Mereka takut mati dalam keadaan iman tak berada dalam hati, sehingga menghadap Allah pada hari kiamat tidak dalam keadaan beriman. Mereka selalu ingat bahwa semua amal ibadah akan dipertanggungjawabkan di hadapan Allah Ta’ala di hari kiamat kelak.
Gus Yusron mengatakan, ayat tersebut memotret pemuda ideal yang diinginkan Al-Qur’ani atau pemuda Qur’ani. Sebab, dunia tidak akan pernah melalaikan hati mereka dari mengingat Allah. Mereka memiliki visi jangka pendek yakni keselamatan di dunia dan visi jangka panjang yaitu selamat di akhirat kelak.
“Pemuda-pemuda yang diharapkan oleh Al-Qur’an adalah orang yang memiliki dua visi itu,” kata ulama muda yang akrab disapa Gus Yusron, dikutip laman NU Online, Selasa (24/8/2021).
Meski memiliki dua visi itu, namun visi jangka panjang menjadi prioritas utama.

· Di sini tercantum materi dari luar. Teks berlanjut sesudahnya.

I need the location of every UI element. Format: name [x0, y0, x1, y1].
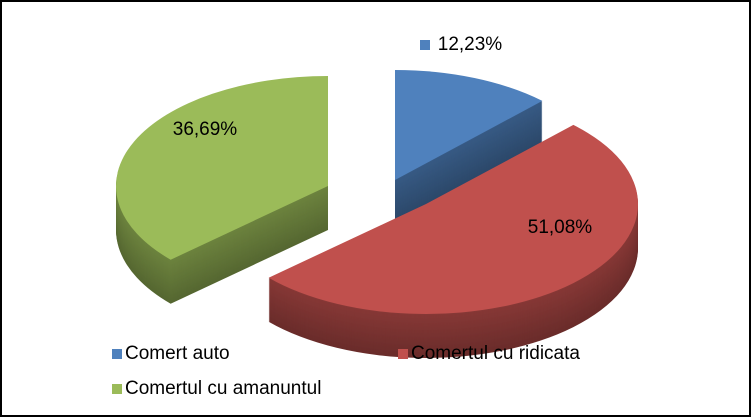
data-label: 12,23%	[438, 34, 503, 55]
label-key	[420, 40, 430, 50]
slice	[395, 70, 543, 180]
legend-swatch	[112, 384, 122, 394]
legend-swatch	[112, 349, 122, 359]
legend-swatch	[398, 349, 408, 359]
slice	[116, 76, 328, 260]
data-label: 36,69%	[173, 119, 238, 140]
legend-label: Comertul cu amanuntul	[125, 378, 321, 399]
legend-label: Comertul cu ridicata	[411, 343, 580, 364]
legend-label: Comert auto	[125, 343, 230, 364]
slice	[268, 124, 638, 314]
data-label: 51,08%	[528, 217, 593, 238]
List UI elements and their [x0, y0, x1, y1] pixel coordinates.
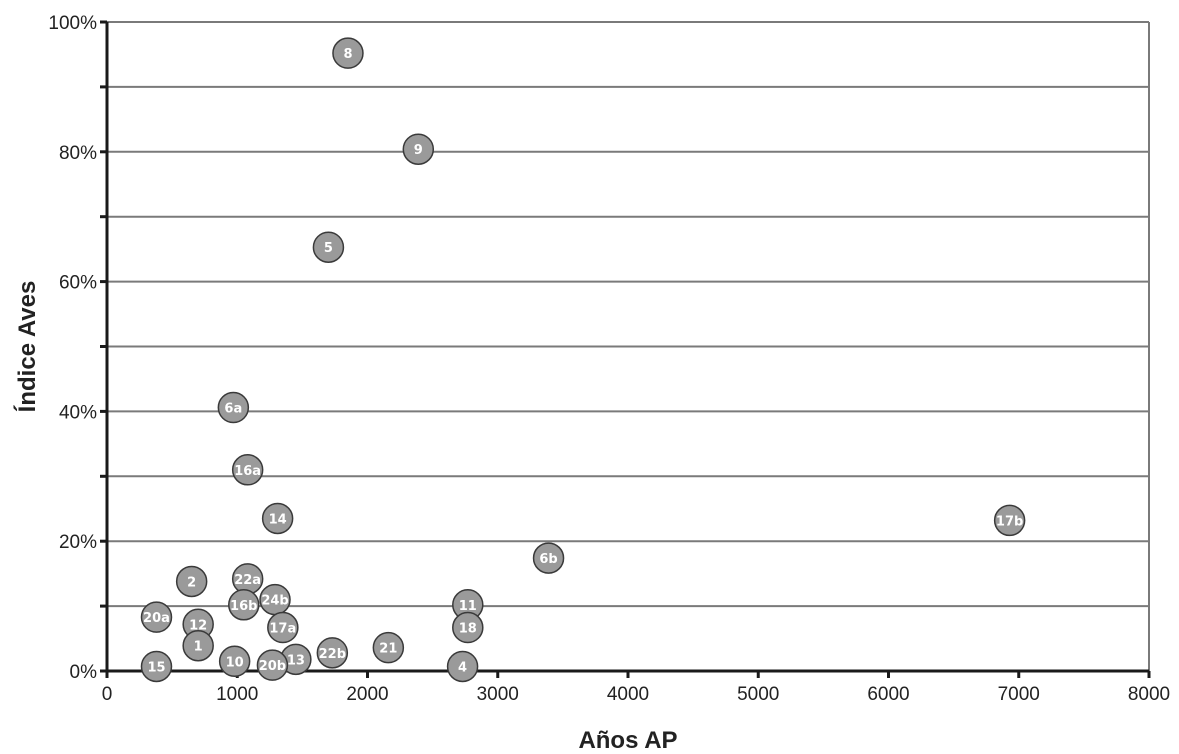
data-point: 18	[453, 613, 483, 643]
data-point: 14	[263, 503, 293, 533]
point-label: 6a	[224, 402, 242, 417]
data-point: 20b	[257, 650, 287, 680]
x-tick-label: 2000	[346, 684, 388, 705]
data-point: 1	[183, 631, 213, 661]
x-tick-label: 0	[102, 684, 113, 705]
data-point: 6b	[534, 543, 564, 573]
point-label: 20b	[259, 659, 286, 674]
tick-labels: 0% 20% 40% 60% 80% 100% 0 1000 2000 3000 4000 5000 6…	[48, 13, 1170, 705]
y-tick-label: 20%	[59, 532, 97, 553]
data-point: 20a	[141, 602, 171, 632]
x-tick-label: 7000	[998, 684, 1040, 705]
point-label: 8	[343, 47, 352, 62]
x-tick-label: 3000	[477, 684, 519, 705]
point-label: 16a	[234, 464, 261, 479]
data-point: 22b	[317, 638, 347, 668]
y-tick-label: 40%	[59, 402, 97, 423]
point-label: 18	[459, 622, 477, 637]
data-point: 10	[220, 646, 250, 676]
y-tick-label: 100%	[48, 13, 97, 34]
data-point: 16b	[229, 590, 259, 620]
point-label: 17a	[269, 622, 296, 637]
data-point: 17a	[268, 613, 298, 643]
data-point: 2	[177, 566, 207, 596]
data-point: 21	[373, 633, 403, 663]
x-tick-label: 5000	[737, 684, 779, 705]
point-label: 22b	[319, 647, 346, 662]
point-label: 17b	[996, 514, 1023, 529]
y-tick-label: 0%	[70, 662, 98, 683]
point-label: 6b	[539, 552, 557, 567]
point-label: 22a	[234, 573, 261, 588]
point-label: 13	[287, 653, 305, 668]
point-label: 11	[459, 599, 477, 614]
data-point: 22a	[233, 564, 263, 594]
data-point: 17b	[995, 505, 1025, 535]
y-tick-label: 60%	[59, 273, 97, 294]
x-tick-label: 4000	[607, 684, 649, 705]
y-axis-title: Índice Aves	[13, 281, 41, 413]
data-point: 24b	[260, 585, 290, 615]
data-point: 16a	[233, 455, 263, 485]
point-label: 9	[414, 143, 423, 158]
point-label: 1	[194, 640, 203, 655]
data-point: 5	[313, 232, 343, 262]
point-label: 5	[324, 241, 333, 256]
point-label: 10	[226, 655, 244, 670]
data-point: 8	[333, 38, 363, 68]
point-label: 4	[458, 660, 467, 675]
x-axis-title: Años AP	[578, 727, 677, 754]
x-tick-label: 6000	[867, 684, 909, 705]
point-label: 20a	[143, 611, 170, 626]
y-tick-label: 80%	[59, 143, 97, 164]
point-label: 15	[147, 660, 165, 675]
point-label: 14	[269, 512, 287, 527]
x-tick-label: 8000	[1128, 684, 1170, 705]
point-label: 21	[379, 642, 397, 657]
grid-layer	[107, 22, 1149, 671]
data-point: 15	[141, 651, 171, 681]
point-label: 16b	[230, 599, 257, 614]
point-label: 24b	[261, 594, 288, 609]
data-point: 6a	[218, 393, 248, 423]
x-tick-label: 1000	[216, 684, 258, 705]
data-point: 4	[448, 651, 478, 681]
point-label: 2	[187, 575, 196, 590]
data-point: 9	[403, 134, 433, 164]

Mereka tidak akan merasa galau jika visi jangka pendek tidak tercapai. Namun begitu, jalan pemuda Qur’ani tak mulus. Mereka akan mendapati ragam ujian keimanan. Itu termaktub dalam surah Al-Baqarah ayat 155.
"Dan sungguh akan kami berikan cobaan kepadamu, dengan sedikit ketakutan, kelaparan, kekurangan harta, jiwa dan buah-buahan. Dan berikanlah berita gembira kepada orang-orang yang sabar”.
Akan tetapi, pemuda Qur’ani mampu bertahan di tengah gempuran ujian meski cobaan bersifat berat dalam situasi normal dan tidak normal. Ia selalu tenang, karena hatinya dipenuhi iman dan tawakkal kepada Allah.
Sementara visi jangka panjang atau upaya mencari keselamatan akhirat digambarkan dalam surah Al-Qashash ayat 77. Allah Ta’ala berfirman:
"Dan carilah pada apa yang telah dianugerahkan Allah kepadamu (kebahagiaan) negeri akhirat, dan janganlah kamu melupakan bahagianmu dari (kenikmatan) duniawi dan berbuat baiklah (kepada orang lain) sebagaimana Allah telah berbuat baik, kepadamu, dan janganlah kamu berbuat kerusakan di (muka) bumi. Sesungguhnya Allah tidak menyukai orang-orang yang berbuat kerusakan."
Dalam ayat tersebut, Allah memerintahkan hamba-Nya berjuang untuk selamat di negeri akhirat, tapi tidak melupakan bagian di dunia, sehingga dianjurkan berbuat baik kepada orang lain. Allah juga melarang hamba-Nya berbuat kerusakan di muka bumi.
Manusia pasti memiliki kecenderungan untuk mencintai hal-hal yang bersifat duniawi. Meski tak diminta mencari pun, manusia secara naluri akan mencari dunia untuk memenuhi kebutuhan hidup mereka. Ada motif-motif manusia yang mendorong untuk mencari makan, berkeluarga, mencari keamanan hidup, hingga aktualisasi diri.
“Adapun yang akhirat inilah yang mesti dididik sejak usia dini. Orang-orang atau pemuda Qur’ani yang memiliki sifat seperti itu tentu akan kita upayakan, dan kita berdoa terus semoga kita termasuk orang-orang yang memiliki visi jangka pendek yang baik dan visi jangka panjang yang baik,” terang putra bungsu almarhum KH Hasyim Muzadi ini.